The insurers filed their requests with the N.C. Department of Insurance on Thursday. The agency will review the applications and issue decisions in late summer or early fall. Blue Cross, the only health insurer offering ACA plans in all 100 North Carolina counties, insures around 502,000 people in the state through the federal exchange.
Because 94 percent of Blue Cross’s customers in the state qualify for a federal subsidy to offset the cost of their monthly premiums, most customers will not feel the full brunt of the rate increase. The subsidies are available on a sliding scale based on household income, with the lowest incomes qualifying for the most generous subsidies.
However, Blue Cross said its rate increase proposal would be 8.8 percent if Congress continued fully funding the ACA in 2018. So far, Republicans in Congress have debated how to dismantle the law and replace it with a less costly alternative.
On Wednesday the Congressional Budget Office said the Republican proposal would eliminate coverage for 23 million Americans in 2026. The Center for American Progress estimated Thursday that 1.3 million North Carolinians would lose coverage by 2026.
“Many ACA customers will pay more for coverage that is already a large portion of their household income,” said Brian Tajlili, Blue Cross’s director of actuarial and pricing services. “We must ensure the smoothest transition possible without jeopardizing access to health insurance and care in 2018.”

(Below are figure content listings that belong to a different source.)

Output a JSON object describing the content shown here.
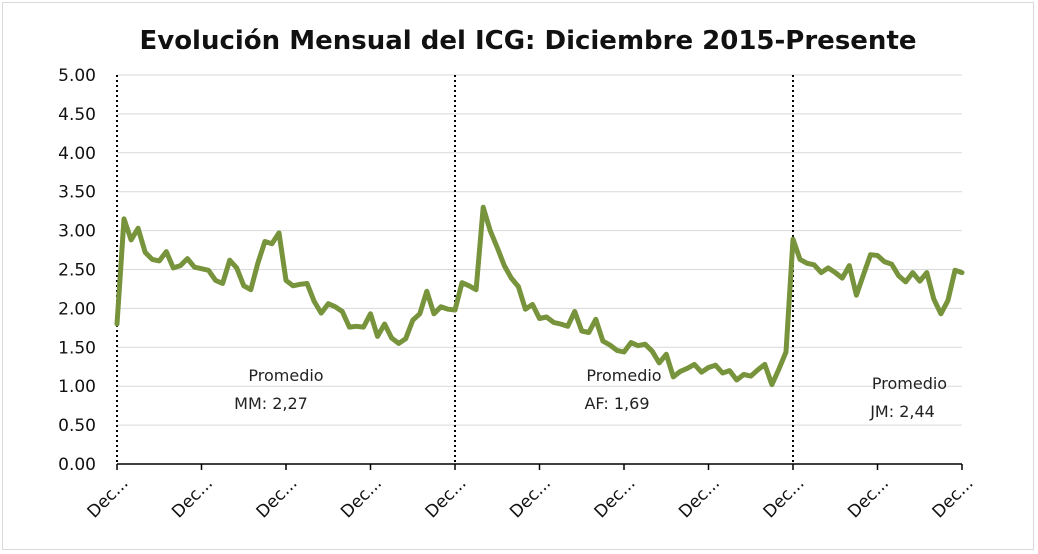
{
  "chart_data": {
    "type": "line",
    "title": "Evolución Mensual del ICG: Diciembre 2015-Presente",
    "xlabel": "",
    "ylabel": "",
    "ylim": [
      0,
      5
    ],
    "y_ticks": [
      "0.00",
      "0.50",
      "1.00",
      "1.50",
      "2.00",
      "2.50",
      "3.00",
      "3.50",
      "4.00",
      "4.50",
      "5.00"
    ],
    "x_tick_labels": [
      "Dec...",
      "Dec...",
      "Dec...",
      "Dec...",
      "Dec...",
      "Dec...",
      "Dec...",
      "Dec...",
      "Dec...",
      "Dec...",
      "Dec..."
    ],
    "x_tick_indices": [
      0,
      12,
      24,
      36,
      48,
      60,
      72,
      84,
      96,
      108,
      120
    ],
    "series": [
      {
        "name": "ICG",
        "color": "#77933c",
        "values": [
          1.8,
          3.15,
          2.88,
          3.03,
          2.72,
          2.63,
          2.61,
          2.73,
          2.52,
          2.55,
          2.64,
          2.53,
          2.51,
          2.49,
          2.36,
          2.32,
          2.62,
          2.52,
          2.29,
          2.24,
          2.58,
          2.86,
          2.83,
          2.97,
          2.36,
          2.29,
          2.31,
          2.32,
          2.09,
          1.94,
          2.06,
          2.02,
          1.96,
          1.76,
          1.77,
          1.76,
          1.93,
          1.64,
          1.8,
          1.62,
          1.55,
          1.61,
          1.85,
          1.93,
          2.22,
          1.93,
          2.02,
          1.99,
          1.98,
          2.33,
          2.29,
          2.24,
          3.3,
          3.0,
          2.78,
          2.55,
          2.39,
          2.28,
          1.99,
          2.05,
          1.87,
          1.89,
          1.82,
          1.8,
          1.77,
          1.96,
          1.71,
          1.69,
          1.86,
          1.58,
          1.53,
          1.46,
          1.44,
          1.56,
          1.52,
          1.54,
          1.45,
          1.3,
          1.41,
          1.12,
          1.19,
          1.23,
          1.28,
          1.18,
          1.24,
          1.27,
          1.17,
          1.2,
          1.08,
          1.15,
          1.13,
          1.21,
          1.28,
          1.02,
          1.22,
          1.44,
          2.89,
          2.63,
          2.58,
          2.56,
          2.46,
          2.52,
          2.46,
          2.39,
          2.55,
          2.17,
          2.43,
          2.69,
          2.68,
          2.6,
          2.57,
          2.42,
          2.34,
          2.46,
          2.35,
          2.46,
          2.12,
          1.93,
          2.1,
          2.49,
          2.46
        ]
      }
    ],
    "period_separators": [
      48,
      96
    ],
    "annotations": [
      {
        "line1": "Promedio",
        "line2": "MM: 2,27"
      },
      {
        "line1": "Promedio",
        "line2": "AF: 1,69"
      },
      {
        "line1": "Promedio",
        "line2": "JM: 2,44"
      }
    ]
  }
}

Speaking in a conference call with reporters, Tajlili said that ACA rates continue climbing in part because customers who sign up for federally subsidized health insurance are older and sicker than the general population. Around the country, some insurers have filed for even larger rate increases, including 52 percent in Maryland by CareFirst and 38 percent in Virginia by Anthem, according to The Washington Post.